В доме было тепло от печи и вкусно пахло выпечкой. Да какой-то еще ароматной травой-приправой. На столе, на яркой клеенке, стояло блюдо с калитками и лепешками, чайник-заварник и чашки на блюдцах с синей каймой.
– Садитесь, не стесняйтесь, пробуйте лепешки, – предложила Люба, доставая с печного пода чайник, – с утра пекла. Детям нравятся, а вот мужу калитки подавай. Дядя Володя, налей человеку чаю, видишь, боится нас. Мы тут с Верой прибираемся.
– Привет, Веруня, радость моя! – обратился Волдырь к вошедшей девушке.

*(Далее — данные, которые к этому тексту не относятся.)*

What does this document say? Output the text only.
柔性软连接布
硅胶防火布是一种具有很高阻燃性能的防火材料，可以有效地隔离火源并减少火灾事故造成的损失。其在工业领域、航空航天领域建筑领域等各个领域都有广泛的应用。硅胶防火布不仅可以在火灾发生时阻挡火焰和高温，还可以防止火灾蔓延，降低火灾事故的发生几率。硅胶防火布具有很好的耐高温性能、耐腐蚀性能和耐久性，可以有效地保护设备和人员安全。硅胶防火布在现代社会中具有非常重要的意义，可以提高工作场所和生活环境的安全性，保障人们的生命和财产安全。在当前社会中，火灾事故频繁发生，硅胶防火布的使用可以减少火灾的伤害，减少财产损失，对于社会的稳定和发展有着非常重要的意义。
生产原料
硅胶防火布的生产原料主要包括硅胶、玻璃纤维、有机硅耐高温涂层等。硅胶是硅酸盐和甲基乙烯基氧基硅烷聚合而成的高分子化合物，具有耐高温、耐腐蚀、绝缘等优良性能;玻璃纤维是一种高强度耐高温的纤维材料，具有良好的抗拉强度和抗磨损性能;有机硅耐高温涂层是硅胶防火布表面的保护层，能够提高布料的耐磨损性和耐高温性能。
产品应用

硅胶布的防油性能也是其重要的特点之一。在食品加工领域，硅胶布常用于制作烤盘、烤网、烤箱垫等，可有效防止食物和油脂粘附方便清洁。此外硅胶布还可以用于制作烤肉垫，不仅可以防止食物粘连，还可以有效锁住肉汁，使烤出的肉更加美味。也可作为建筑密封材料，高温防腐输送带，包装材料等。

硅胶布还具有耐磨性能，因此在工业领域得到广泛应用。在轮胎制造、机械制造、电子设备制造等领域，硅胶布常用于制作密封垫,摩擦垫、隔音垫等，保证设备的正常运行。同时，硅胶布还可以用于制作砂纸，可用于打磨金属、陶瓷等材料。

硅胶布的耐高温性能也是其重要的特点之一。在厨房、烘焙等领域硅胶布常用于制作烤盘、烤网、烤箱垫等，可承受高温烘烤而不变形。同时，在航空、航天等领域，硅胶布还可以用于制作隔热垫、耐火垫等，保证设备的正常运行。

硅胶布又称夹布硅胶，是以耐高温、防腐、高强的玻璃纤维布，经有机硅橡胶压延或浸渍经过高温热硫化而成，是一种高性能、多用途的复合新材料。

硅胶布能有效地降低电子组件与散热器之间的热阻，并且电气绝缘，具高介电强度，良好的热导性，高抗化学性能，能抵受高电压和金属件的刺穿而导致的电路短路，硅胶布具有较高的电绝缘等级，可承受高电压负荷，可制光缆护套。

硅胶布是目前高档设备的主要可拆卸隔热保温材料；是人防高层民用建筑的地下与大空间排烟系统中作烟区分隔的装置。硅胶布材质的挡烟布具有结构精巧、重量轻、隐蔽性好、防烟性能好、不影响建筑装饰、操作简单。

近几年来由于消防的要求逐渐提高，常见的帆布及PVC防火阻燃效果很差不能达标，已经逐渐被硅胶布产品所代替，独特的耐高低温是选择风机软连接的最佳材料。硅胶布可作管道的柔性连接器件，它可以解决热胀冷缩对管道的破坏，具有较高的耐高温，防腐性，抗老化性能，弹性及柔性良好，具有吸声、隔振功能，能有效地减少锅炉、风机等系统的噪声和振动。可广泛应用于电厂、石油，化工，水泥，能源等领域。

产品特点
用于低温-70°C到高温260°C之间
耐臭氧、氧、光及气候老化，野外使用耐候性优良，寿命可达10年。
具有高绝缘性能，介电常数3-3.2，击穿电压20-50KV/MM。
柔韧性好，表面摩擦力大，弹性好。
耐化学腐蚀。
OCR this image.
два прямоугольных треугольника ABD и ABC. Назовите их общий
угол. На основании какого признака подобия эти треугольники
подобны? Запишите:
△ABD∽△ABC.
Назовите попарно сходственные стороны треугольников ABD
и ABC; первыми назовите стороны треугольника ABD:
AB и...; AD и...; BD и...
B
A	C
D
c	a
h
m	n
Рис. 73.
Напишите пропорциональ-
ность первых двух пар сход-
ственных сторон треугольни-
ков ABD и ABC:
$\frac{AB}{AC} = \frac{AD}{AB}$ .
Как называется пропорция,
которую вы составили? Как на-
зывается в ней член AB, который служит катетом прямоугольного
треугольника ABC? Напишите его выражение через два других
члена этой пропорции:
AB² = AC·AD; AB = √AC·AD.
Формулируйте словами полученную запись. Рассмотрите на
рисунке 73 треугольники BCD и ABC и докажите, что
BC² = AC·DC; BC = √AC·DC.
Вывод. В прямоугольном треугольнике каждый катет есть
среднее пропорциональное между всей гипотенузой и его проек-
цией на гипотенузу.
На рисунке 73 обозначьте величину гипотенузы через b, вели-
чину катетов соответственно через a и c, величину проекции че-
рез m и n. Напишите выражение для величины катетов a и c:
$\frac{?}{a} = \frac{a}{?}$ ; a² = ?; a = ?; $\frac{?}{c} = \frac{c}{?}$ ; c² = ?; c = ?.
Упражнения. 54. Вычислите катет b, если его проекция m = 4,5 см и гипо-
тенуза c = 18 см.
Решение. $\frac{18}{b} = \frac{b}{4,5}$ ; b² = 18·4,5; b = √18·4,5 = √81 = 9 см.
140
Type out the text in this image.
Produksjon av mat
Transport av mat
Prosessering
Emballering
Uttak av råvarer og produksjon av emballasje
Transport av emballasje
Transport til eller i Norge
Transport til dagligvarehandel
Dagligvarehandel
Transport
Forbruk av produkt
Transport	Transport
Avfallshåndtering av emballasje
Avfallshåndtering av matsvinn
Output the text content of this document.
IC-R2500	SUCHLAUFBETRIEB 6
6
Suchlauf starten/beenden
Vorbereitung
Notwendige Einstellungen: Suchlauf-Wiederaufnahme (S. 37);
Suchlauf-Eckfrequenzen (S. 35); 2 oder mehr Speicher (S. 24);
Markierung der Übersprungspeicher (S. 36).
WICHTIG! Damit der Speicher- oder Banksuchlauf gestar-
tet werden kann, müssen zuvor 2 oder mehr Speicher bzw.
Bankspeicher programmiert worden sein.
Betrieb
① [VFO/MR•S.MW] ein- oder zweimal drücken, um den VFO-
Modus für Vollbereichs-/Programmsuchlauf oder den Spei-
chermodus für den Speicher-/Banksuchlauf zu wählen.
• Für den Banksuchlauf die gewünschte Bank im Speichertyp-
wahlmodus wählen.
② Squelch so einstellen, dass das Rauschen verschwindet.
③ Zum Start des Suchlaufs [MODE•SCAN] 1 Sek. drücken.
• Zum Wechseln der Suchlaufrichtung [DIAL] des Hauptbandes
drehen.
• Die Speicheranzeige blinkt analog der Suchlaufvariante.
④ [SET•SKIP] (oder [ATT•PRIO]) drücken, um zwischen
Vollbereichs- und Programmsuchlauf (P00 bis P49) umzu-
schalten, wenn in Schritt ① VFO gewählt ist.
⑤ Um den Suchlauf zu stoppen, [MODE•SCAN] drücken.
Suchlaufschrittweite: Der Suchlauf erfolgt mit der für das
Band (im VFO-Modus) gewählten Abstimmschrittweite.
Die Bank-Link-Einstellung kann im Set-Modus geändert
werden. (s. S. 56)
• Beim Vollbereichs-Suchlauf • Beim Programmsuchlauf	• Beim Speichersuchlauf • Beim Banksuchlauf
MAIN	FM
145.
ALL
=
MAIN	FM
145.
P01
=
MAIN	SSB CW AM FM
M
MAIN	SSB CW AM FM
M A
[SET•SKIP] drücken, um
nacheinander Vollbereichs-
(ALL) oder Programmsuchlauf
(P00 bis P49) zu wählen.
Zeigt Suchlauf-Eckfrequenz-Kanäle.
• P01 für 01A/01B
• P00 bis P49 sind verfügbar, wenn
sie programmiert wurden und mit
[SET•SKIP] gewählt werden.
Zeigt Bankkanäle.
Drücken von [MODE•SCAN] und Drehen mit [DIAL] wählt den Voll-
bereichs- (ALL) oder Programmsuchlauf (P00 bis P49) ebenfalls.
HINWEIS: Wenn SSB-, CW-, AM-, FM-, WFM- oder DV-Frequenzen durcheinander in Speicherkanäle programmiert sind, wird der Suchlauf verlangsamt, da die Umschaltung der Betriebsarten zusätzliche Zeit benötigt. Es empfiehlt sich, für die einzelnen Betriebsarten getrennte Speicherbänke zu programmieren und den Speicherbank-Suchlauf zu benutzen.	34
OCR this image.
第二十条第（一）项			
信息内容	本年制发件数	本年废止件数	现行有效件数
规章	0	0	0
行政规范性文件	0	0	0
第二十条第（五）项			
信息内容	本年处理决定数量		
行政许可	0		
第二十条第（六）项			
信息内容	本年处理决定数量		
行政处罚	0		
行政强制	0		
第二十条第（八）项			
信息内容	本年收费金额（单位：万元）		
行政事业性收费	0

Митина любимица Вера ходила дома в трикотажном костюме, светлые волосы собраны в хвост, как у мамы. Росточку она была невысокого, но ладно и даже изящно сложена. Сливе подумалось, что за полуопущенными ресницами она прислушивается к чему-то, может быть, внутри себя.
– Здравствуй, дядя Вова. Здравствуйте, Вячеслав. – Вера от смущения порозовела.
– Здравствуйте, Вера! – вежливо ответил Слива и прокашлялся.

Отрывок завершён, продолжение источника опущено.